Com base nessas estatísticas, fico com a impressão ainda mais forte de que é falacioso o suposto embate entre o presidente Jair Bolsonaro e o ainda ministro da Saúde, Luiz Henrique Mandetta (DEM/MS). É que por caminhos aparentemente diferentes, ambos estão deixando a população brasileira (especialmente os segmentos mais pobres) em um voo cego contra um vírus altamente letal. Em outras palavras, Bolsonaro e Mandetta são duas faces de uma mesma moeda.

Finalmente, é fundamental que haja um movimento amplo para se pressionar o governo federal para que disponibilize urgentemente uma grande quantidade de testes para que os estados e municípios possam ter algum controle sobre os polos de dispersão do coronavírus em todo o território nacional.

Brasil está em voo cego na pandemia por falta de testagem em massa

Virology Lab Work As Europe On Coronavirus High Alert

A realização de testes em massa associada ao uso de ferramentas de localização geográfica é a forma mais eficiente de conter a difusão da pandemia causada pelo coronavírus. Isso ficou evidente em lugares em que a testagem foi amplamente feita, tais como China, Singapura, Coréia do Sul e Alemanha.

No Brasil, a tática adotada pelo ministério da Saúde comandada por Luiz Henrique Mandetta tem sido a de aplicar o teste para a presença do coronavírus naquelas pessoas que já manifestam os sintomas da COVID-19.  Algo assemelhado a examinar um paciente que dá entrada em unidade hospitalar após receber vários tiros, apenas para saber quantos tiros foram.

A razão para isso é simplesmente econômica, pois o Brasil não tem capacidade instalada para produzir o número suficiente de testes para testar todos a população e, por isso, precisa importar. Diante dessa situação, o governo Bolsonaro resolveu economizar e reduzir propositalmente a população a ser testada aos que já manifestam os sintomas mais evidentes da COVID-19.

Ao fazer isso, o Ministério da Saúde está aumentando o nível de subnotificação dos casos de COVID-19, aumentando o grau de incerteza sobre quantas pessoas já foram infectadas. Com isso, é bem possível que estejamos adentrando o mesmo terreno em que já se encontram países como Itália, Espanha e EUA, onde a quantidade de mortes está superando a capacidade até dos serviços funerários de levar os corpos ao local de enterro ou incineração.
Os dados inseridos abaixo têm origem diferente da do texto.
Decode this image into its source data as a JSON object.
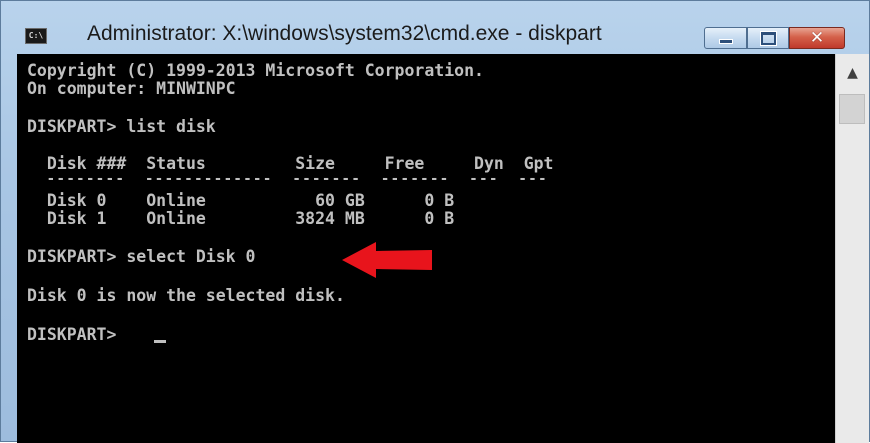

Um dado que explicita o nível de subnotificação que está ocorrendo é o do profissionais de saúde que já foram retirados de suas atividades apenas em dois hospitais paulistanos, o Albert Einstein e o Sírio-Libanês, que não são exatamente unidades destinadas aos pobres.  Um artigo assinado pelo jornalista Pablo Pereira para o “ESTADÃO” mostrou que só nesses dois hospitais, 450 profissionais foram afastados por terem contraído ou estarem sob suspeita de terem sido infectados pelo coronavírus (ver imagem abaixo).

sirio einstein

Outro indicador claro é o número de internações por  Síndrome Respiratória Aguda Grave (SRAG) do que a média histórica semanal registrada para este período do ano, apontou estudo da Fundação Oswaldo Cruz (Fiocruz) divulgado na quinta-feira (26). De acordo com a pesquisa da Fiocruz, na semana entre os dias 15 e 21 de março, 2.250 pessoas foram internadas com a síndrome respiratória aguda grave.  O detalhe sinistro é que a média semanal em outros anos era de apenas 250 a 300 internações para os meses de fevereiro e março. Ainda que a  SRAG possa ser causada por outros vírus,  não há como desassociar este aumento explosivo à infecção pelo coronavírus.

O que esses dois fatos juntos indicam é que o Brasil precisa urgentemente disseminar os testes para determinar se as pessoas estão contaminadas ou não com o coronavírus, de modo a não apenas estimar a real extensão das pessoas já infectadas, mas, principalmente, para que as autoridades de saúde em estados e municípios possam orientar as melhores medidas a serem adotadas para se controlar a difusão do coronavírus. 

Sem a testagem em massa, o Brasil continuará seu voo cego e o número de mortos pela COVID-19 alcançará o previsto os piores cenários possíveis.  A hora é de se colocar a vida na frente do controle fiscal que é tão caro ao governo Bolsonaro. Testagem em massa, já!